The closing price was Tessco's lowest since July 1995.

"This was a quarter and a year of transition and rebuilding," Tessco Chief Executive Robert B. Barnhill Jr. said. "We hope to deliver strong quarterly profit improvements beginning in the second quarter, and a return to record quarterly earnings achievements by this time next year."

Tessco's short-term problem is that it has cut ties with Andrew Corp., a maker of telephone network cable and other supplies that was Tessco's biggest supplier until last year. Andrew cut off Tessco after the local company refused to stop selling products made by Andrew's competitors, prompting a lawsuit by Tessco that the two sides settled.

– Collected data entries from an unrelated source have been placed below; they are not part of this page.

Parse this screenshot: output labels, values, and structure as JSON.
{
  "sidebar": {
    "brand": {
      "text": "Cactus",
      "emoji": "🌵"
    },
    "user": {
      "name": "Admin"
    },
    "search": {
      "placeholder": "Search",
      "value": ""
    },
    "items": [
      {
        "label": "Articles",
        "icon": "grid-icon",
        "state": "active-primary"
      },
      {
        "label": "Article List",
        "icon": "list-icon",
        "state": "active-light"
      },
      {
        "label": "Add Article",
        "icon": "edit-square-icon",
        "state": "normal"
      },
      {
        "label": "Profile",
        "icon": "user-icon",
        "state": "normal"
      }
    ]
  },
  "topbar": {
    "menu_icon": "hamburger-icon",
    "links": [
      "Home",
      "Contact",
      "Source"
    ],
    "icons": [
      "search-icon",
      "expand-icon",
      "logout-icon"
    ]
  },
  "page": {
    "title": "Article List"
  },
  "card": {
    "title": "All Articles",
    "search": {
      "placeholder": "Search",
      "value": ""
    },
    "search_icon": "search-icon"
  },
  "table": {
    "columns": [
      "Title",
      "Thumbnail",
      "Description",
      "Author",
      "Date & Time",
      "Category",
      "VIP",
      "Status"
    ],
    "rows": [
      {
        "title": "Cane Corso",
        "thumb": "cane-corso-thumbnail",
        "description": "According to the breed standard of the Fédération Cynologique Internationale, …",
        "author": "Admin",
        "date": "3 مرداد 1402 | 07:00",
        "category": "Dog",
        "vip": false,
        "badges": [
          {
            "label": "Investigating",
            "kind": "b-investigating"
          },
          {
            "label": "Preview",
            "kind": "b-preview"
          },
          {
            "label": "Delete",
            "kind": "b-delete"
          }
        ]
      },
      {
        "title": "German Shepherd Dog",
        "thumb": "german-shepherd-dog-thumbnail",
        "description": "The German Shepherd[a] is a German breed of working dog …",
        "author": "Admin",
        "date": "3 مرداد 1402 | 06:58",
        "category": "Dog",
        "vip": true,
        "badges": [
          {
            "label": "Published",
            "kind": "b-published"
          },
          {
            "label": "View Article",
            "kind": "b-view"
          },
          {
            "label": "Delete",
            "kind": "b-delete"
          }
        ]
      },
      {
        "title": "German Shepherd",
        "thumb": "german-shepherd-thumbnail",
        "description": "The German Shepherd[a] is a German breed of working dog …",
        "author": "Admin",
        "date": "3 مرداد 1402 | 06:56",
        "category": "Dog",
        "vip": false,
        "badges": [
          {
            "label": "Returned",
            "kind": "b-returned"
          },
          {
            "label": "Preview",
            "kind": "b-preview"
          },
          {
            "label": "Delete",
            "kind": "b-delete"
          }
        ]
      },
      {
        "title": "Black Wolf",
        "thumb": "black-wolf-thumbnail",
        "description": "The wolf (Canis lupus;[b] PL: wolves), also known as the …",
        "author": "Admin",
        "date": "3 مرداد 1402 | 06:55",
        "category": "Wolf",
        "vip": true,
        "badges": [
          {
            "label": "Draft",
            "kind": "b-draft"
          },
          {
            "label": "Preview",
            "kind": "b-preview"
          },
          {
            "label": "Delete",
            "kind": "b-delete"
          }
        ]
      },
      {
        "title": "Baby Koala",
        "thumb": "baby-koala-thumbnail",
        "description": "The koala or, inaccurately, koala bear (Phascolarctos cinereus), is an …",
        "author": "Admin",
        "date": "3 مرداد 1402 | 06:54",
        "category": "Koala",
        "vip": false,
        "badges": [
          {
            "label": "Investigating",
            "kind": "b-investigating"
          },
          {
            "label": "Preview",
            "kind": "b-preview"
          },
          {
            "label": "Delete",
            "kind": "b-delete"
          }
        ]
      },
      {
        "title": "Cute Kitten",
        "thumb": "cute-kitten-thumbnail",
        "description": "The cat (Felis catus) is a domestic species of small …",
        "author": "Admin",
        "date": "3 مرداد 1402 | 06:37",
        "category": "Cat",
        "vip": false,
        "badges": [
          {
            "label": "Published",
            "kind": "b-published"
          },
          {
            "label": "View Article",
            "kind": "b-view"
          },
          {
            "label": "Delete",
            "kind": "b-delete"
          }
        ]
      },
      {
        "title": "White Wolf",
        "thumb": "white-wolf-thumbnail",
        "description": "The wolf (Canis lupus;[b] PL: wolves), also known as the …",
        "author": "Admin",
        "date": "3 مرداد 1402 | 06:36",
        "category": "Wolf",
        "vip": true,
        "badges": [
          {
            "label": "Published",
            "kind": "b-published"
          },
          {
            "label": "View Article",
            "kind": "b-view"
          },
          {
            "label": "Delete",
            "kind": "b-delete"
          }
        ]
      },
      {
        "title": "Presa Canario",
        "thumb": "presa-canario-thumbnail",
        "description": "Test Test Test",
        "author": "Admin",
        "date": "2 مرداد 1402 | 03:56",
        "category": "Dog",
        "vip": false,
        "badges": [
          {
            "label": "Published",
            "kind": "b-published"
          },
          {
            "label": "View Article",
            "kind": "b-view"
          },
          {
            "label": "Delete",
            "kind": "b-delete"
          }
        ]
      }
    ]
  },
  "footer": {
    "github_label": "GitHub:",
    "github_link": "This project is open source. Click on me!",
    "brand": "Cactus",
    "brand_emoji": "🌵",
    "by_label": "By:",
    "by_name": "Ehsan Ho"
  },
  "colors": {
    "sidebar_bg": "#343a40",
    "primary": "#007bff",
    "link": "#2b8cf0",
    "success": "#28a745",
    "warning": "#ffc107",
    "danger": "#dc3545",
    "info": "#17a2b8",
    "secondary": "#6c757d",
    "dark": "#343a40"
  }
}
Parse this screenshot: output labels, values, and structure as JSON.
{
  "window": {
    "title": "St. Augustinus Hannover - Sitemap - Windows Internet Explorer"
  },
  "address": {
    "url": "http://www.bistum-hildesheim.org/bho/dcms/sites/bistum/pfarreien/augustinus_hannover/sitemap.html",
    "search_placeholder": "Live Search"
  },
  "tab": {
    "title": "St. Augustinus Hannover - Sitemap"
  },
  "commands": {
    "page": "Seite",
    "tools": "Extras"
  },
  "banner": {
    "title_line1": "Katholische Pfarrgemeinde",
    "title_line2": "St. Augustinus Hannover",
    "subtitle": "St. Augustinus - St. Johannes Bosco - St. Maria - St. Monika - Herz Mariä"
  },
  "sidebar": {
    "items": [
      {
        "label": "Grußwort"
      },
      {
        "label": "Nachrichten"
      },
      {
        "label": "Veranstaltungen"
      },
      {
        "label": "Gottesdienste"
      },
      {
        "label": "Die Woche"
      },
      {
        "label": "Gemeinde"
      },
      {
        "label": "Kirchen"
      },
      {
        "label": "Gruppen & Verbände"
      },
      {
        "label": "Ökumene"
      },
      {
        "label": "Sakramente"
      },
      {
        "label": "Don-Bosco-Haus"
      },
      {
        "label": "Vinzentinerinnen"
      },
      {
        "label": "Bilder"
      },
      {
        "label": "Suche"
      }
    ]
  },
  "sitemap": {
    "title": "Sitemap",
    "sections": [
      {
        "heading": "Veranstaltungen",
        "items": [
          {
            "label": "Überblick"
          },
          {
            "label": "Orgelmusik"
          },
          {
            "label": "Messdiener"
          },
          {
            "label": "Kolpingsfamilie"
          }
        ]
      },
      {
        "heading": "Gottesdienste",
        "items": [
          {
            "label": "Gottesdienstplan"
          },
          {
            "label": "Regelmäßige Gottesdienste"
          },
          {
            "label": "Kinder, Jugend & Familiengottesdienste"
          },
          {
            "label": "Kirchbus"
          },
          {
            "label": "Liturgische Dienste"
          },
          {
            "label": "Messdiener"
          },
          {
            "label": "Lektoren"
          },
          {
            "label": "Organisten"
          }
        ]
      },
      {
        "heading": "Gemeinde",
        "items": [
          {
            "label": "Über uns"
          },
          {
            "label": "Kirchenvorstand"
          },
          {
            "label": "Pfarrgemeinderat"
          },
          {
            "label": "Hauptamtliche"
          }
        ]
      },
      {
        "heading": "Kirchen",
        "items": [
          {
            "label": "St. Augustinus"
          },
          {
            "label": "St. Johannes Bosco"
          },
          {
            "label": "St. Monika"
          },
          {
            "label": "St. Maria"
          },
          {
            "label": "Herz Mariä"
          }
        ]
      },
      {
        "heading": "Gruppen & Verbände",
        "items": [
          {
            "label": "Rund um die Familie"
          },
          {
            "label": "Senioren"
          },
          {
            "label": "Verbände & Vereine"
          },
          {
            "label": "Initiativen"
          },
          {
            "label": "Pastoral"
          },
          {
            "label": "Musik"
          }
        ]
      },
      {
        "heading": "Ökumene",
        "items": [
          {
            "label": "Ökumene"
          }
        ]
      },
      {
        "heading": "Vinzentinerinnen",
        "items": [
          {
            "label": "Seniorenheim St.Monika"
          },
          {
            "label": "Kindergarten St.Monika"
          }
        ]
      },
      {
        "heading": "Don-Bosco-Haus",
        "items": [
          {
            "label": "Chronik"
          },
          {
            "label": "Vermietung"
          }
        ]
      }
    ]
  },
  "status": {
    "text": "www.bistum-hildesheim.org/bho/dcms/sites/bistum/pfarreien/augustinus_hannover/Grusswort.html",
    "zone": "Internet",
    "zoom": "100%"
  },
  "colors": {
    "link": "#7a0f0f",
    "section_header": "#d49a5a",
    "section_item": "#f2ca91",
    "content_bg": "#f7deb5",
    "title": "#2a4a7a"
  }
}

Tessco has said it has found acceptable replacements for Andrew's products. But sales of one major product line, cable used to connect the antenna towers that receive cellular calls to the rest of a carrier's call-handling network, have failed immediately to pick up where sales of Andrew's cable had left off, leaving this quarter's results below par.

Yesterday a potentially more difficult pair of longer-term problems emerged, J.C. Bradford & Co. analyst Dayna Crider said.

Tessco said personal communications services, the wireless phone and paging services that are similar to cellular but work on different radio frequencies, have taken off more slowly than expected, delaying one expected source of sales growth.

The company also reported a slowdown in a subscriber-servicing business it runs for carriers including American Personal Communications Corp. of Bethesda, the general partner in the Washington-Baltimore affiliate of Sprint Spectrum PCS.

Crider said new PCS carriers are bypassing distributors like Tessco as they build their initial networks, preferring to deal directly with manufacturers who offer better financing terms and lower prices. That could mean Tessco's PCS-related growth comes later, when carriers turn to distributors to buy smaller lots of equipment to maintain and upgrade networks.

"It's economics, plain and simple," Crider said. "The expectation now is that fiscal 1998 will be flat with '97, and there's substantial risk it will be a down year."

Tessco posted $33.4 million in overall sales during the fourth quarter, up 22 percent from $27.3 million for the same quarter last year. For the year, Tessco earned $4.2 million, up 3 percent, as sales rose 59 percent to $147.1 million.